Structural Ambiguity Remains
The outcome of the 6 June 2026, elections will likely do little to resolve this structural ambiguity. The PPP has historically positioned itself as the party of constitutional reform, pointing to the 2009 Empowerment order as a stepping stone toward provincial status. PML-N, conversely, campaigns on the promise of development and completion of infrastructure projects, which appeals to a business class weary of instability. However, Pakistan strategy of keeping the GB status as constitutionally ambiguous that is, without a provincial status is unlikely to change without a seismic shift in Islamabad’s Kashmir policy. Granting GB provincial status would effectively concede to India the argument that the disputed territory is no longer “disputed” but integrated, potentially closing the door on the UN plebiscite that Pakistan has officially demanded since 1948.
It is also true that the cost of this legal limbo is rising. The youth of GB, who are increasingly digitally connected and aware of their comparative deprivation compared to citizens of Khyber Pakhtunkhwa or Punjab, are no longer satisfied with cosmetic reforms. GB bears the cost of both positions that the state holds simultaneously: it is treated as settled territory for domestic administrative purposes (conscription, taxation, state infrastructure projects) while being presented as disputed territory for international audiences to preserve Pakistan’s position on the Kashmir plebiscite.

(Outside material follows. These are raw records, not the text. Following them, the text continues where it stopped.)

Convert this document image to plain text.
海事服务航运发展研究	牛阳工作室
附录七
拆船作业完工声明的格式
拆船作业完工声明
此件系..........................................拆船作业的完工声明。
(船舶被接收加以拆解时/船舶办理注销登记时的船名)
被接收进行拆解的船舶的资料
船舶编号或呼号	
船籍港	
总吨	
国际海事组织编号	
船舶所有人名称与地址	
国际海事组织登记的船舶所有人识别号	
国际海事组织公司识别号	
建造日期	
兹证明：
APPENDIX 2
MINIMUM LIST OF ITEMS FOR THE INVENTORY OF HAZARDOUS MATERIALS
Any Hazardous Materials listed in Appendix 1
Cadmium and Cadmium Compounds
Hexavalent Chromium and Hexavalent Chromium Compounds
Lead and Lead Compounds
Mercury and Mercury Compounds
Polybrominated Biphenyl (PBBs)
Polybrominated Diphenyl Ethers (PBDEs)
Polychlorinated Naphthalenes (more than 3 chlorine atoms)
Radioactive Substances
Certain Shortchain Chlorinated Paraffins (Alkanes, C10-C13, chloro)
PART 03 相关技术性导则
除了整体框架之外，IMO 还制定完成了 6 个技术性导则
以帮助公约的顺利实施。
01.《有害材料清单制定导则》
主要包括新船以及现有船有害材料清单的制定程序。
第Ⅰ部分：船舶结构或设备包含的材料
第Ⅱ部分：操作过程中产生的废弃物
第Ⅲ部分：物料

The election may have concluded, but the underlying crisis has not. As long as the people of GB remain “stranded in legal ambiguity”, taxed but not represented, strategically vital but not sovereign over their own resources, the resistance will continue with the eruption of frequent protests. The federal government, having tactically managed the election results according to its administrative priorities, must now confront the harder reality: a region that holds the keys to Pakistan’s energy security and trade routes cannot be governed indefinitely by administrative fiat and selective memory. The latest “tense standoff” witnessed in “Pakistan Occupied Kashmir” (PoK) serves as a warning; the fragmented but persistent grievances of GB have the potential to coalesce into a unified demand for rights and autonomy that Islamabad can no longer ignore.